In section 1888 of the Civil Code, after providing that the disabled or indigent soldiers may peddle or conduct business without paying license for the privilege, etc., it is further provided that “a certificate from the ordinary of any county, stating the fact of his being such disabled or indigent soldier,” etc., “shall be sufficient proof.” The provisions of this act were extended by amendment to include indigent or disabled soldiers of the European War. And we are of the opinion that in view of the allegations in the petition concerning the facts upon which the claim of exemption is based, and the provision in the statute that the certificate of the ordinary shall be sufficient proof, the court properly overruled the ground of the demurrer raising the question as to the allegations of disability and indigency of the complainant Samples.

It is further insisted that Samples did not claim an exemption until more than four months after his liability for the tax had completely attached; that the petition discloses that plaintiff was in the same business in Macon in 1926, and that under all the allegations of the petition he was in business on January 1, 1927, but that he did not procure his certificate from the ordinary until April 1, 1927, and consequently had “not complied with all the machinery provided by the statute” to entitle him to the exemption when the tax-became due and payable. There is no merit in this contention. The fact that he falls within the provisions for the exemption provided in the statute is the fact that gives him the exemption, and the. certificate is the evidence thereof.

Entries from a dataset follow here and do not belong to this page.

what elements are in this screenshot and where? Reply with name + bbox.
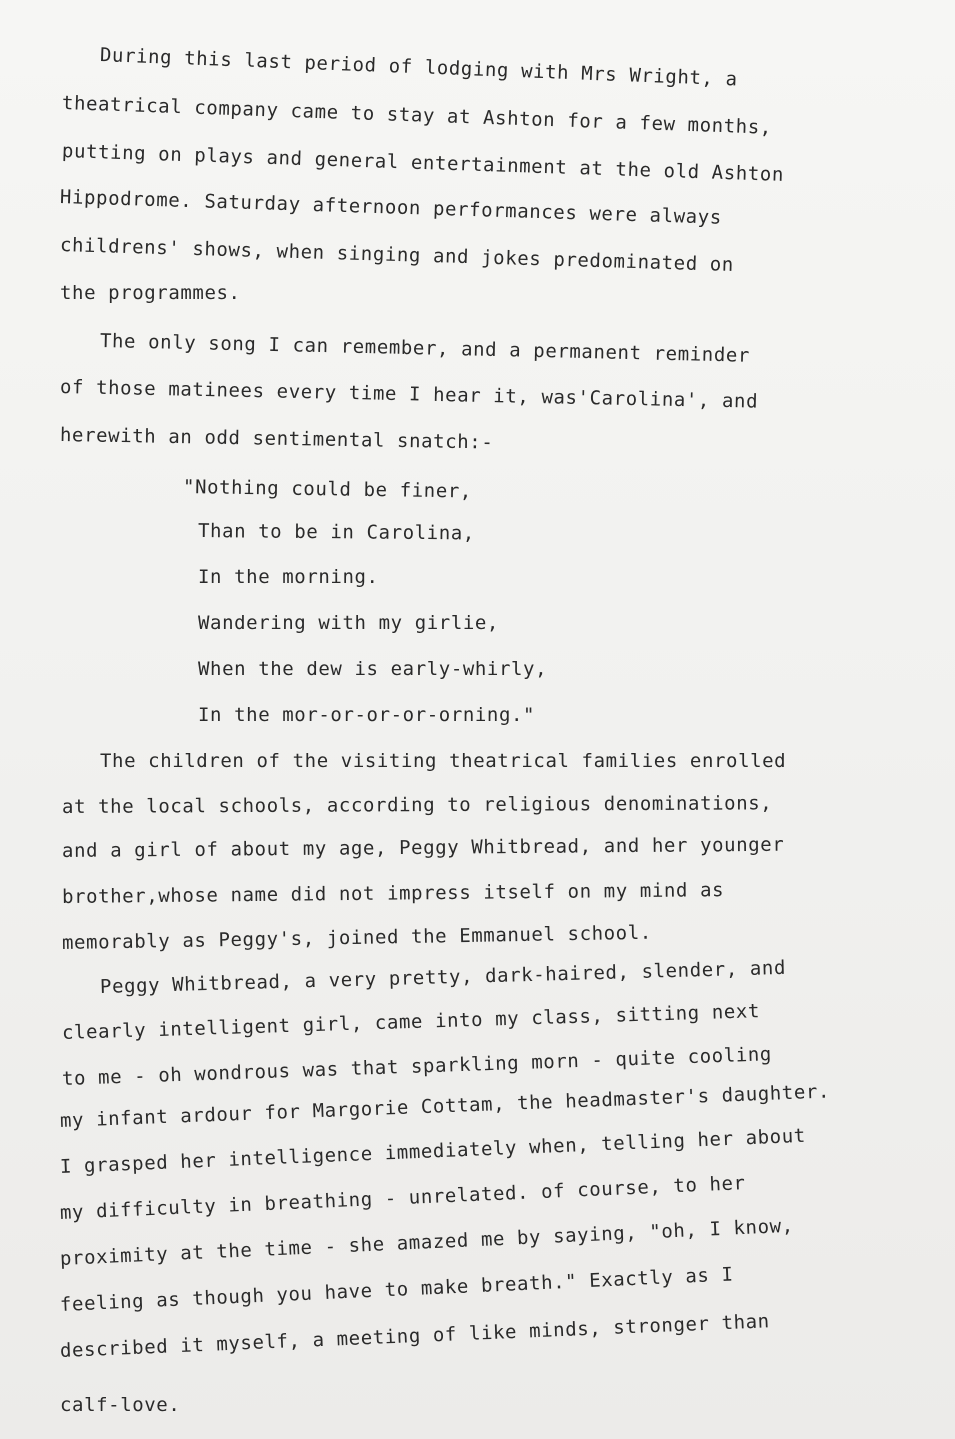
paragraph-4-line-3: to me - oh wondrous was that sparkling m… (62, 1043, 773, 1090)
typewritten-page: During this last period of lodging with … (0, 0, 955, 1439)
paragraph-1-line-4: Hippodrome. Saturday afternoon performan… (60, 186, 723, 229)
verse-line-4: Wandering with my girlie, (198, 612, 499, 634)
paragraph-4-line-9: described it myself, a meeting of like m… (60, 1310, 771, 1362)
paragraph-2-line-1: The only song I can remember, and a perm… (100, 330, 750, 367)
paragraph-4-line-7: proximity at the time - she amazed me by… (60, 1215, 795, 1270)
paragraph-4-line-4: my infant ardour for Margorie Cottam, th… (60, 1080, 831, 1132)
verse-line-3: In the morning. (198, 566, 379, 588)
paragraph-1-line-6: the programmes. (60, 282, 241, 304)
paragraph-4-line-1: Peggy Whitbread, a very pretty, dark-hai… (100, 957, 787, 998)
paragraph-3-line-4: brother,whose name did not impress itsel… (62, 879, 724, 908)
paragraph-3-line-2: at the local schools, according to relig… (62, 792, 772, 818)
verse-line-2: Than to be in Carolina, (198, 520, 475, 544)
paragraph-1-line-1: During this last period of lodging with … (100, 44, 738, 90)
paragraph-2-line-3: herewith an odd sentimental snatch:- (60, 424, 494, 454)
paragraph-4-line-2: clearly intelligent girl, came into my c… (62, 1000, 761, 1044)
paragraph-2-line-2: of those matinees every time I hear it, … (60, 376, 759, 413)
paragraph-4-line-8: feeling as though you have to make breat… (60, 1263, 734, 1316)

Samples alleges that, he was a sailor, and it is insisted in the argument for the city that the law exempts only soldiers. While it can not be said, upon the application of the definition given by the lexicographers, that the term “soldiers” embraces “sailors,” nevertheless, in view of the evident purpose of this act, we think that by the term “soldiers” the legislature intended to include all who served as members of the forces engaged in the war, and that it includes enlisted men in the navy, who served as gunners, as well as soldiers in the narrower sense of the term.

The foregoing rulings are controlling in both of the above-*159stated cases; and it follows from what is said that the court did not err in overruling the demurrer and in refusing to dismiss the petition. Judgment affirmed.

All the Justices concur, except





Dissenting Opinion

Gilbert, J.,

who dissents from the judgment of affirmance on the ground that the petitioner had an adequate remedy at law, and the injunction should have been refused for that reason. See the dissenting opinion in the case of Town of Lilburn v. Alford, 163 Ga. 282 (supra).